— Он сообщался с душами усопших, — сказал Джордж Дройзен.
— В конце концов, — сказал Октавиан, — спиритизм, колдовство и прочее — все это связано, и всегда было связано, с сексом. К большинству из нас секс приходит в сопряжении с тем или иным вывертом. Может, в этом просто состоял его выверт.
Дьюкейн не был так уж уверен насчет большинства. Он невольно спросил себя, приходит ли секс к самому Октавиану в сопряжении с вывертом.
— Есть у него родные, близкие? — спросил он.
— Никого, как будто, кроме сестры, да и та уже много лет живет в Канаде.
— В полицию нужно идти, — сказал Дьюкейн, — поглядим, чем они располагают, хотя предвижу, что немногим. Не позаботитесь, Октавиан, предупредить обо мне кого следует в Скотленд-Ярде? А вам бы, Дройзен стоило прогуляться снова по Флит-стрит, навести подробнее справки об этой истории и, кстати, выяснить, кто скормил ее прессе.
— Назад в насиженные пабы! — сказал Дройзен. — С нашим удовольствием.
— Мне потребуется от вас официальное письмо, Октавиан.
— Я уже вчерне набросал.
— Тогда вставьте, ладно, что я по собственному усмотрению решаю, раскрывать или нет то, что, на мой взгляд, не существенно для цели расследования.
— Думаете, можно? — с сомнением сказал Октавиан.
— Да разумеется! Не нравственность же бедняги Радичи мы расследуем, в конце концов. Как его звали, между прочим?
— Джозеф, — сказал Биранн.
— Вы в Дорсет едете, Октавиан?
— Всенепременно! Мало того — вы тоже. Нет смысла начинать, покуда Дройзен не проведет свои розыски.
— Ну хорошо. Как только добудете что-нибудь, позвоните. — Он продиктовал Дройзену номер телефона в Трескоуме. — Что ж, это все, друзья.
Дьюкейн встал. Дройзен — тоже. Биранн продолжал сидеть, почтительно глядя на Октавиана.
Дьюкейн мысленно выругал себя за забвение приличий.

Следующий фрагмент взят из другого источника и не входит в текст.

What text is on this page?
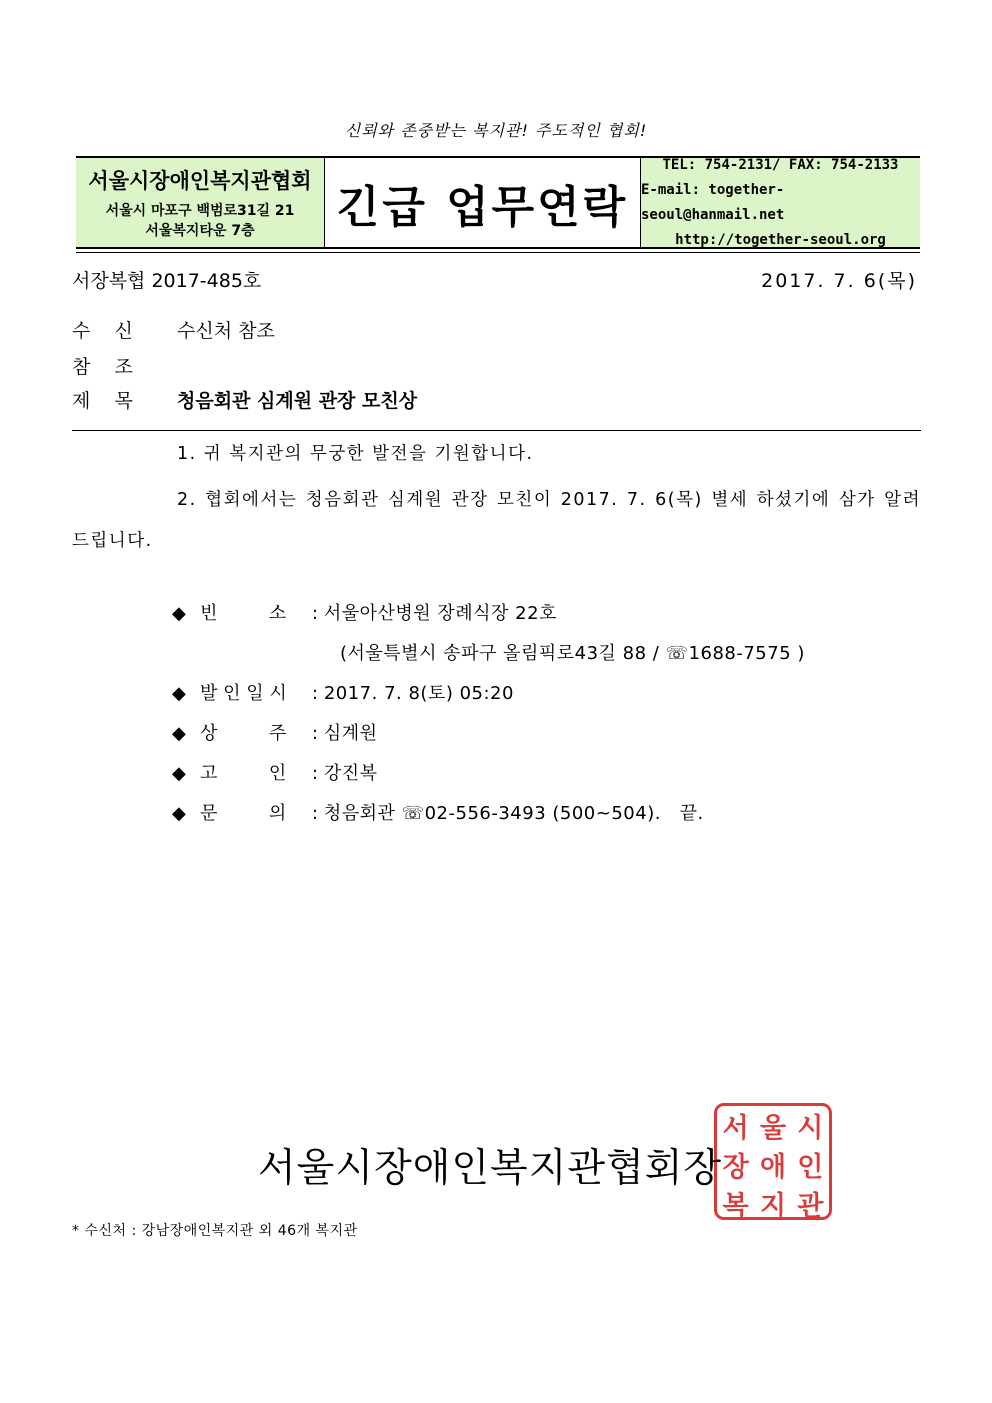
신뢰와 존중받는 복지관! 주도적인 협회!
서울시장애인복지관협회
서울시 마포구 백범로31길 21
서울복지타운 7층	긴급 업무연락
TEL: 754-2131/ FAX: 754-2133
E-mail: together-seoul@hanmail.net
http://together-seoul.org
서장복협 2017-485호	2017. 7. 6(목)
수    신 수신처 참조
참    조
제    목 청음회관 심계원 관장 모친상
1. 귀 복지관의 무궁한 발전을 기원합니다.
2. 협회에서는 청음회관 심계원 관장 모친이 2017. 7. 6(목) 별세 하셨기에 삼가 알려드립니다.
◆ 빈         소 : 서울아산병원 장례식장 22호
(서울특별시 송파구 올림픽로43길 88 / ☏1688-7575 )
◆ 발 인 일 시 : 2017. 7. 8(토) 05:20
◆ 상         주 : 심계원
◆ 고         인 : 강진복
◆ 문         의 : 청음회관 ☏02-556-3493 (500~504).   끝.
서 울 시
장 애 인
복 지 관
서울시장애인복지관협회장
* 수신처 : 강남장애인복지관 외 46개 복지관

Он слишком привык, в дружбе с Октавианом, к своему признанному превосходству и на минуточку упустил из вида, что находится в кабинете Октавиана, что не он, а Октавиан проводит это совещание. Но сильнее всего в это мгновение он ощутил вражду к Биранну. Однажды, много лет назад, он, сидя в ресторане, слышал нечаянно, что за перегородкой говорит о нем Биранн: Биранн рассуждал о том, правда ли, что Дьюкейн — гомосексуалист. Выругав себя еще и за назойливую память об этом, Дьюкейн будто услышал вновь тот характерный, тот язвительный смешок Биранна.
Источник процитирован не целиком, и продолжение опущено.